One of your friends on the analysis team hasn’t been able to reach her dad or brother for hours, but she knows that they have food, medicine, and sanitation from an earlier phone conversation. Her 71-year-old dad lives alone in a suburban area and is excellent at preparedness; he has about five gallons of water. Her 40-year-old brother lives in an urban area and estimated three gallons of water per person. She decides to use the model to compute the probability they are zombies.
# Make a new data frame with the relatives data in it
newdata <- data.frame(age = c(71, 40),
water.person = c(5, 3),
food = c("Food", "Food"),
rurality = c("Suburban", "Urban"),
medication = c("Medication", "Medication"),
sanitation = c("Sanitation", "Sanitation"))
# Use the new data frame to predict
predictions <- predict(zombie.model, newdata, type = "response")

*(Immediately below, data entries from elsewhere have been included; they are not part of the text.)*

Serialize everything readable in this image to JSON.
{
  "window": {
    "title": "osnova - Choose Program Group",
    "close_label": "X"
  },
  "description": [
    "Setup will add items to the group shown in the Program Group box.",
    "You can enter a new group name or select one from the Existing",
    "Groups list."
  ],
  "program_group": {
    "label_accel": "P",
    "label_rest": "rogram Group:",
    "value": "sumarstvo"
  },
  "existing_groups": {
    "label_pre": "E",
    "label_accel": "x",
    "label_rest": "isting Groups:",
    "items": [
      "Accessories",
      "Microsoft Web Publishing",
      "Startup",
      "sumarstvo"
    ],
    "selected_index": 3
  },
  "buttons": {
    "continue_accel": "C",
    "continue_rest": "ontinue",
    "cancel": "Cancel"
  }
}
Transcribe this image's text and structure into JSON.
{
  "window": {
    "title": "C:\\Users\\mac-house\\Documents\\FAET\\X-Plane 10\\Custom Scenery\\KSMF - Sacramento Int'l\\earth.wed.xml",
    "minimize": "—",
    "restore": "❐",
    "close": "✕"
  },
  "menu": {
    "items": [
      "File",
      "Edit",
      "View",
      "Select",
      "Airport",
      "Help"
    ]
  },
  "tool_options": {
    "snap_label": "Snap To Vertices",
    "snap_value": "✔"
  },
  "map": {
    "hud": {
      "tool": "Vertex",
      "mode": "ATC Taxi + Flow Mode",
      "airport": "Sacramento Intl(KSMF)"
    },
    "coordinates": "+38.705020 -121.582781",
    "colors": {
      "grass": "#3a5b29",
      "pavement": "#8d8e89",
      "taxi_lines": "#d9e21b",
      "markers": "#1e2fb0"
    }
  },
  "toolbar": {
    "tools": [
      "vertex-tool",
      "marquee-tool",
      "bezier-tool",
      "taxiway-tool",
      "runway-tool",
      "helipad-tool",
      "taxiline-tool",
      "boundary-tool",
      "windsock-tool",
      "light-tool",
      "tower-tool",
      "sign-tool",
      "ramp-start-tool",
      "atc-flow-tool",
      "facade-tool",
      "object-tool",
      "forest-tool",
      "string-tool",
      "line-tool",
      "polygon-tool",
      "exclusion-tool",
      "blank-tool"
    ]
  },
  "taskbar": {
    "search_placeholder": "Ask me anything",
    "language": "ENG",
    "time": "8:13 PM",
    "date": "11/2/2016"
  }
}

# Print the predicted probabilities
predictions
## 1 2
## 0.15457694 0.09720797
Her dad has about a 15.5 percent chance of being a zombie and her brother has less than a 10 percent chance. It looks like they are probably safe, which is a big relief! She comes back to the team to start working on a plan to distribute food and common types of medication to keep others safe. The team discusses what it would take to start evacuating urban areas to get people to rural parts of the country where there is a lower percent of zombies. While the team is working on these plans, one thought keeps distracting you…your family may be safe, but how safe are you?
Add your own real-life data to the newdata data frame and predict your own probability of becoming a zombie!
newdata <- data.frame(age = c(71, 40, 25),
water.person = c(5, 3, 5),
food = c("Food", "Food", "Food"),
rurality = c("Suburban", "Urban", "Urban"),
medication = c("Medication", "Medication", "Medication"),
sanitation = c("Sanitation", "Sanitation", "Sanitation"))
# Use the new data frame to predict
predictions <- predict(zombie.model, newdata, type = "response")
# Print the predictions
predictions
## 1 2 3
## 0.15457694 0.09720797 0.02040983
While it is unlikely to be a zombie apocalypse will happen in the near future, the information presented in this notebook draws on emergency preparedness recommendations from the CDC. Although there is no way to make ourselves younger, we can have food, water, medication, and other supplies ready to ensure we are safe in the event of a blizzard, flood, tornado, or another emergency. After computing your zombie probability, think about what you could personally do to increase the likelihood that you will stay safe in the next storm or zombie apocalypse.
# What is your probability of becoming a zombie?
me <- predictions[3]
me
## 3
## 0.02040983
# How prepared are you for a real emergency?
preparedness_level <- "Okay, I got it."